According to the Post, the computer shop owner had first made a copy of the data on the laptop — and later handed that over to Giuliani lawyer Robert Costello. Ex-Trump adviser Steve Bannon (who has been indicted by federal prosecutors on fraud charges) informed the Post about existence of the laptop data “in late September.” On Sunday, per the Post, Giuliani provided the newspaper with a copy of the data.
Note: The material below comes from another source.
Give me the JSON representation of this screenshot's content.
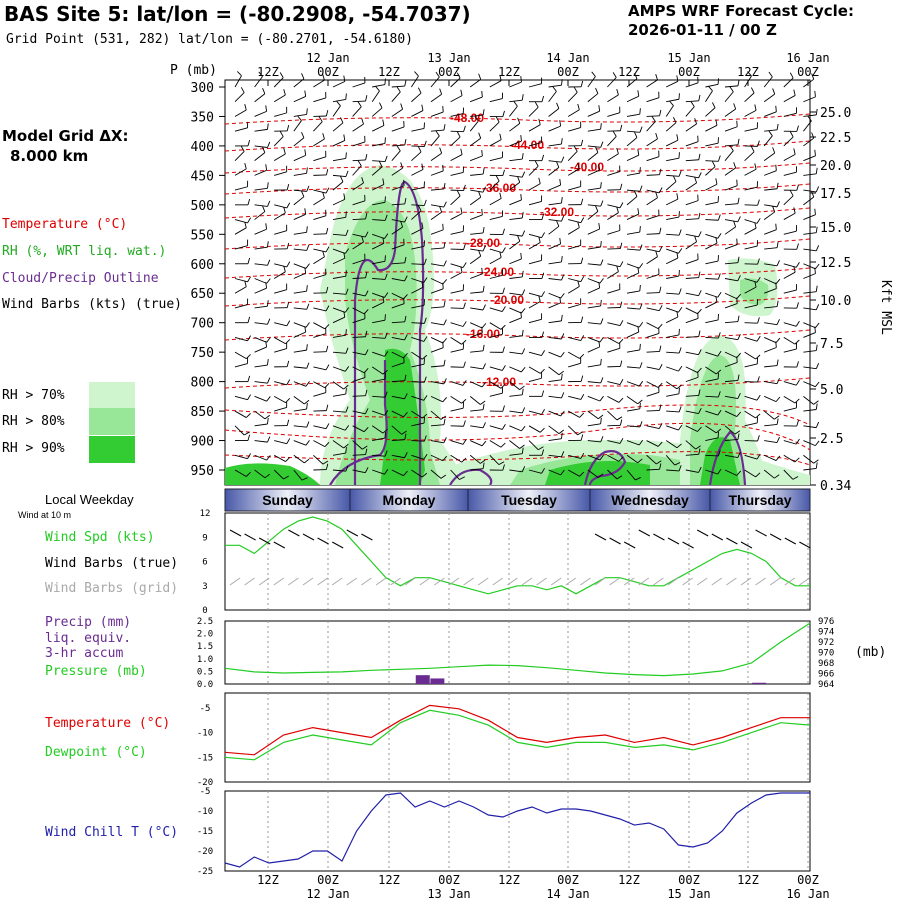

Regarding Twitter’s citation of its hacked material policy in blocking tweets of the story, the Post in its editorial said, “Our story explains where the info came from, and a Senate committee now confirms it also received the files from the same source.” The Post also complained that neither Facebook or Twitter restricted the New York Times’ series of exposés on Donald Trump’s tax returns; the Times has asserted that the information “was legally obtained by reporters” but it has not revealed its sources so as to not “jeopardize” them.

A rep for Joe Biden’s presidential campaign said in a statement to Politico that the New York Post never inquired about “critical elements of the story.” Specifically, the Post “never raised that Rudy Giuliani — whose discredited conspiracy theories and alliance with figures connected to Russian intelligence have been widely reported — claimed to have such materials,” Biden spokesman Andrew Bates said.

“Investigations by the press, during impeachment, and even by two Republican-led Senate committees whose work was decried as ‘not legitimate’ and political by a GOP colleague, have all reached the same conclusion: that Joe Biden carried out official U.S. policy toward Ukraine and engaged in no wrongdoing,” Bates said.

In September, a report issued by two Senate Republican committees found no evidence that Biden engaged in wrongdoing related to his son’s business dealings. However, the report also said, “The Obama administration knew that Hunter Biden’s position on Burisma’s board was problematic and did interfere in the efficient execution of policy with respect to Ukraine,” claiming that Hunter’s business ties in Ukraine put State Department officials in an “awkward” position because of the appearance of a conflict of interest.